Structure of the Dimeric-Mitochondrial ATP Synthase: Improving Rotational Catalysis, Adding Stability, and Giving Shape to Mitochondrial Cristae

In Fig. 4, the possible quaternary structure of the dimeric bovine F₀F₁I complex is depicted according to the structural data available from crystallographic [20], genetic [58–60], subunit association [36, 37], cross-linking [38, 44, 61–65], and protease accessibility [38, 66, 67] evidence. How does this model accommodate the inhibitory and dimerizing functions of IF₁ in the F₁F₀ dimer?

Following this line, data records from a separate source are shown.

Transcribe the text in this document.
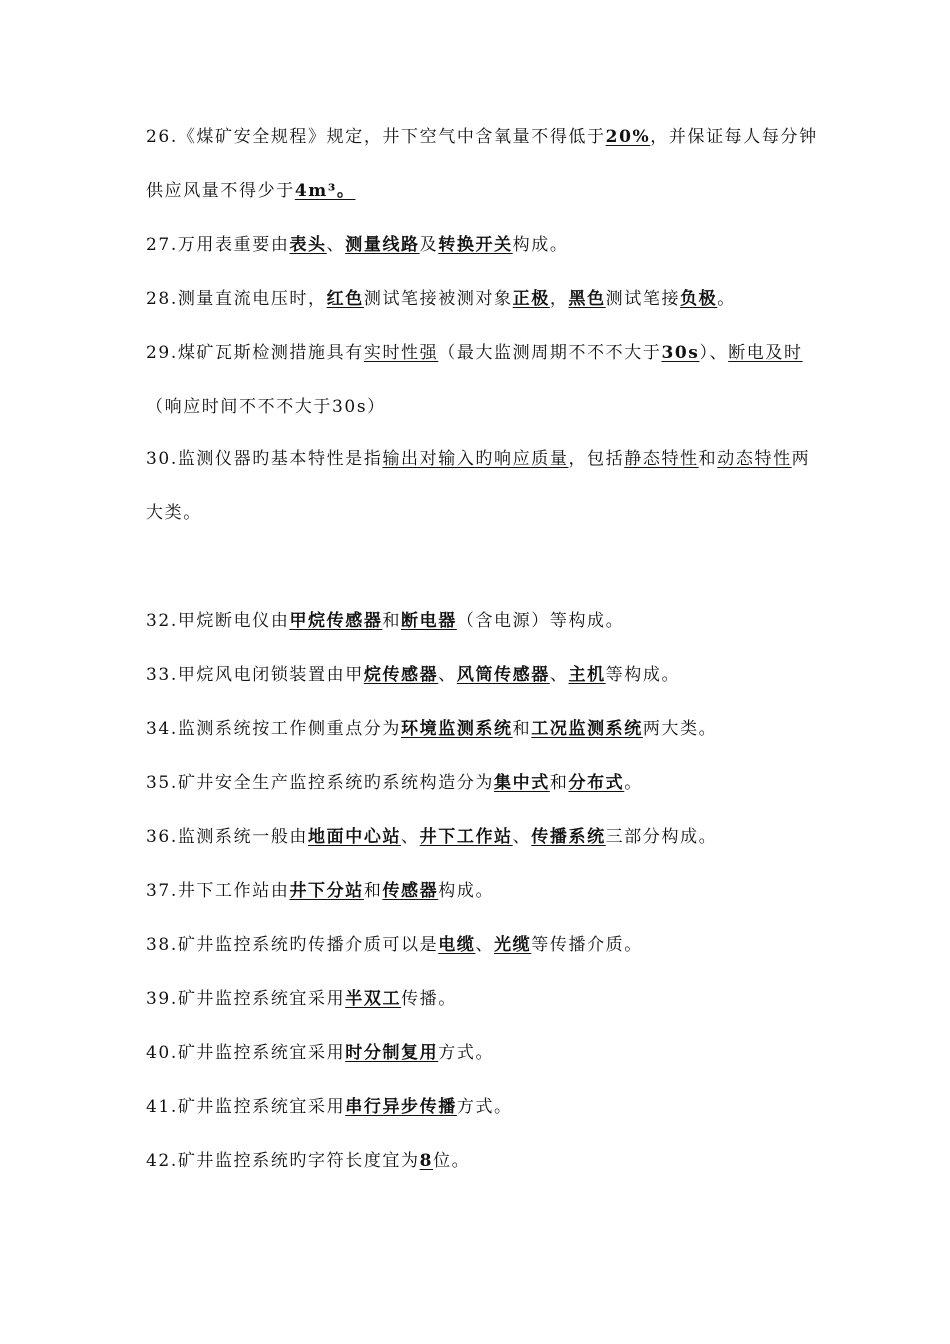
26.《煤矿安全规程》规定，井下空气中含氧量不得低于20%，并保证每人每分钟供应风量不得少于4m³。
27.万用表重要由表头、测量线路及转换开关构成。
28.测量直流电压时，红色测试笔接被测对象正极，黑色测试笔接负极。
29.煤矿瓦斯检测措施具有实时性强（最大监测周期不不不大于30s）、断电及时（响应时间不不不大于30s）
30.监测仪器旳基本特性是指输出对输入旳响应质量，包括静态特性和动态特性两大类。
32.甲烷断电仪由甲烷传感器和断电器（含电源）等构成。
33.甲烷风电闭锁装置由甲烷传感器、风筒传感器、主机等构成。
34.监测系统按工作侧重点分为环境监测系统和工况监测系统两大类。
35.矿井安全生产监控系统旳系统构造分为集中式和分布式。
36.监测系统一般由地面中心站、井下工作站、传播系统三部分构成。
37.井下工作站由井下分站和传感器构成。
38.矿井监控系统旳传播介质可以是电缆、光缆等传播介质。
39.矿井监控系统宜采用半双工传播。
40.矿井监控系统宜采用时分制复用方式。
41.矿井监控系统宜采用串行异步传播方式。
42.矿井监控系统旳字符长度宜为8位。
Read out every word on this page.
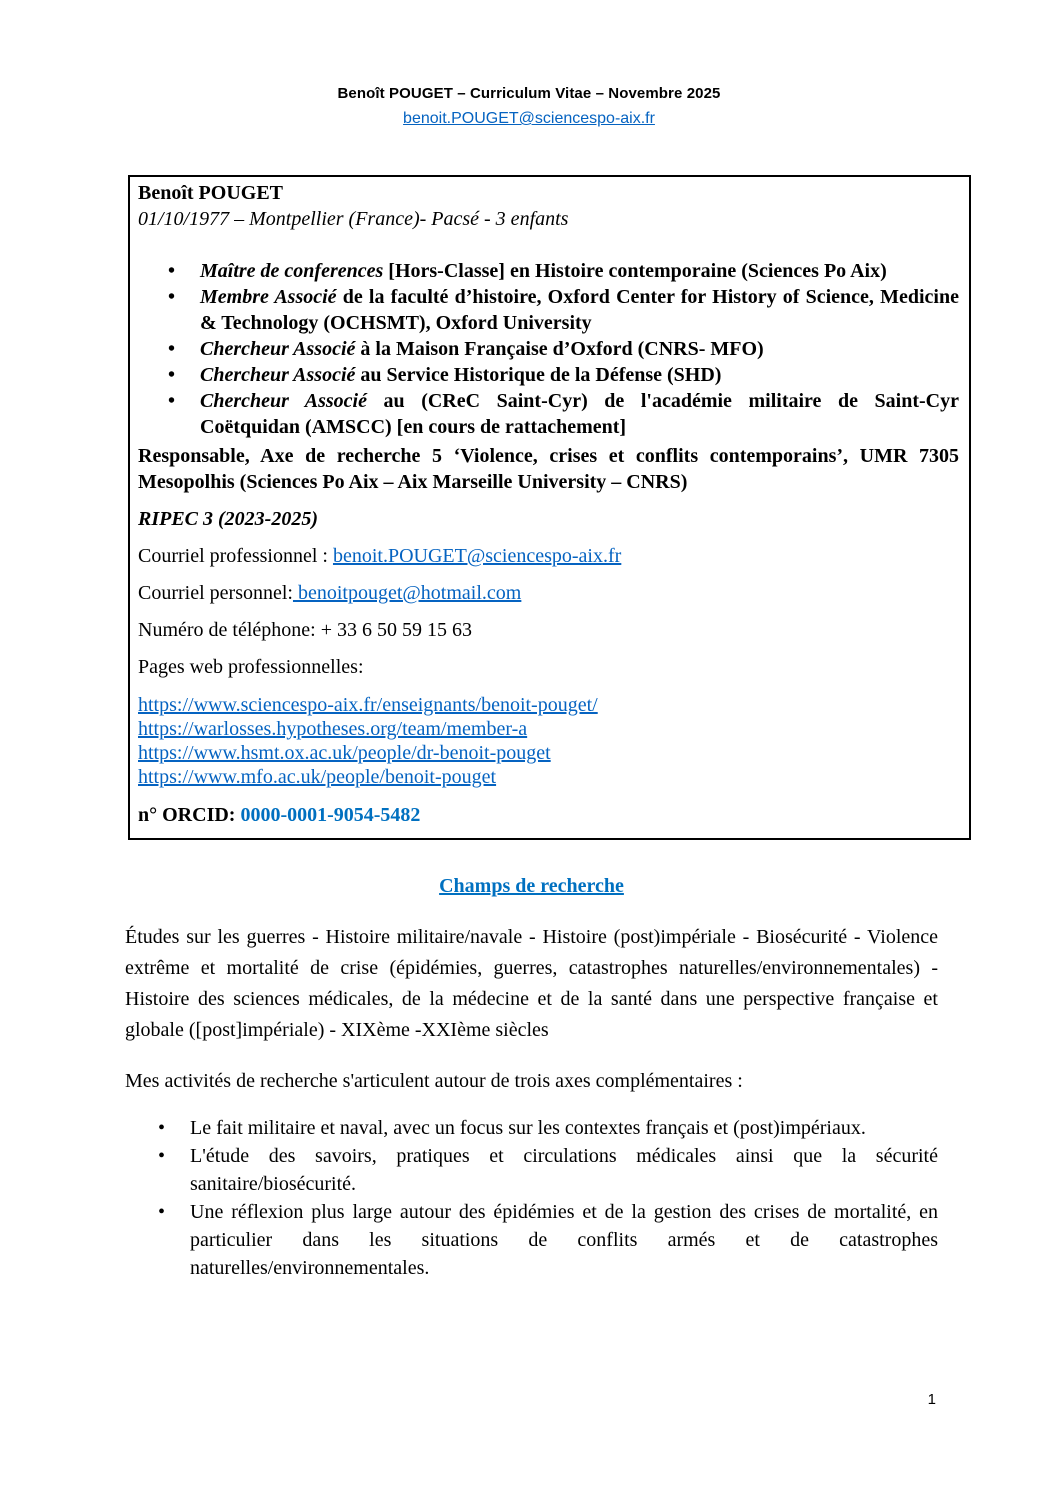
Benoît POUGET – Curriculum Vitae – Novembre 2025
benoit.POUGET@sciencespo-aix.fr
Benoît POUGET
01/10/1977 – Montpellier (France)- Pacsé - 3 enfants
•	Maître de conferences [Hors-Classe] en Histoire contemporaine (Sciences Po Aix)
•	Membre Associé de la faculté d’histoire, Oxford Center for History of Science, Medicine & Technology (OCHSMT), Oxford University
•	Chercheur Associé à la Maison Française d’Oxford (CNRS- MFO)
•	Chercheur Associé au Service Historique de la Défense (SHD)
•	Chercheur Associé au (CReC Saint-Cyr) de l'académie militaire de Saint-Cyr Coëtquidan (AMSCC) [en cours de rattachement]

Responsable, Axe de recherche 5 ‘Violence, crises et conflits contemporains’, UMR 7305 Mesopolhis (Sciences Po Aix – Aix Marseille University – CNRS)

RIPEC 3 (2023-2025)

Courriel professionnel : benoit.POUGET@sciencespo-aix.fr

Courriel personnel: benoitpouget@hotmail.com

Numéro de téléphone: + 33 6 50 59 15 63

Pages web professionnelles:

https://www.sciencespo-aix.fr/enseignants/benoit-pouget/
https://warlosses.hypotheses.org/team/member-a
https://www.hsmt.ox.ac.uk/people/dr-benoit-pouget
https://www.mfo.ac.uk/people/benoit-pouget

n° ORCID: 0000-0001-9054-5482

Champs de recherche

Études sur les guerres - Histoire militaire/navale - Histoire (post)impériale - Biosécurité - Violence extrême et mortalité de crise (épidémies, guerres, catastrophes naturelles/environnementales) - Histoire des sciences médicales, de la médecine et de la santé dans une perspective française et globale ([post]impériale) - XIXème -XXIème siècles

Mes activités de recherche s'articulent autour de trois axes complémentaires :

•	Le fait militaire et naval, avec un focus sur les contextes français et (post)impériaux.
•	L'étude des savoirs, pratiques et circulations médicales ainsi que la sécurité sanitaire/biosécurité.
•	Une réflexion plus large autour des épidémies et de la gestion des crises de mortalité, en particulier dans les situations de conflits armés et de catastrophes naturelles/environnementales.
1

We assumed a crossed IF₁ structure at the dimer interface, given that we also resolved by high-resolution electron microscopy the dimeric F₁F₀ and found a conical homodimeric molecule containing a protein bridge at the F₁–F₁ interface [54]. In this model, the IF₁ N-terminal side is located at the rotor–stator interface in inhibitory position, whereas the C-terminal side of IF₁ crosses the dimer interface and interacts with the opposite monomer probably through the OSCP subunit at the top of the side stalk as found by cross-linking evidence [65]. This model explains both the inhibitory and dimerizing roles of IF₁; however, both functions of IF₁ would require some further distortion from the fully extended helix observed in the isolated IF₁ to a bent or random coil conformation. This distortion is necessary to introduce the N-terminal side of IF₁ into the β_DP–γ interface as shown by the crystal structures [21, 22]. In the F₁F₀ dimer model, we used a crystal IF₁ conformer that is bent in the middle of the IF₁ protein, and this fits better at this interface than the extended IF₁ dimer conformers [68]. Similar crossed IF₁ dimeric structures have been observed in the IF₁ crystal [68]; this arrangement would be different from the observed antiparallel coiled-coil dimer of isolated IF₁ [68]. It was necessary to invoke this crossed structure because the distance between the N-terminal inhibitory domains in the IF₁–IF₁ extended dimer is about 60 Å [68], whereas the F₁–F₁ distance observed in the soluble F₁–IF₁ dimer [22] or in the (F₁F₀I)₂ dimer is ≤10 Å [54]. This implies that the IF₁ dimer must bend or cross somehow to be accommodated at the F₁–F₁ interface of the ATP synthase dimer that had an angle of about 40° which gives its conical shape.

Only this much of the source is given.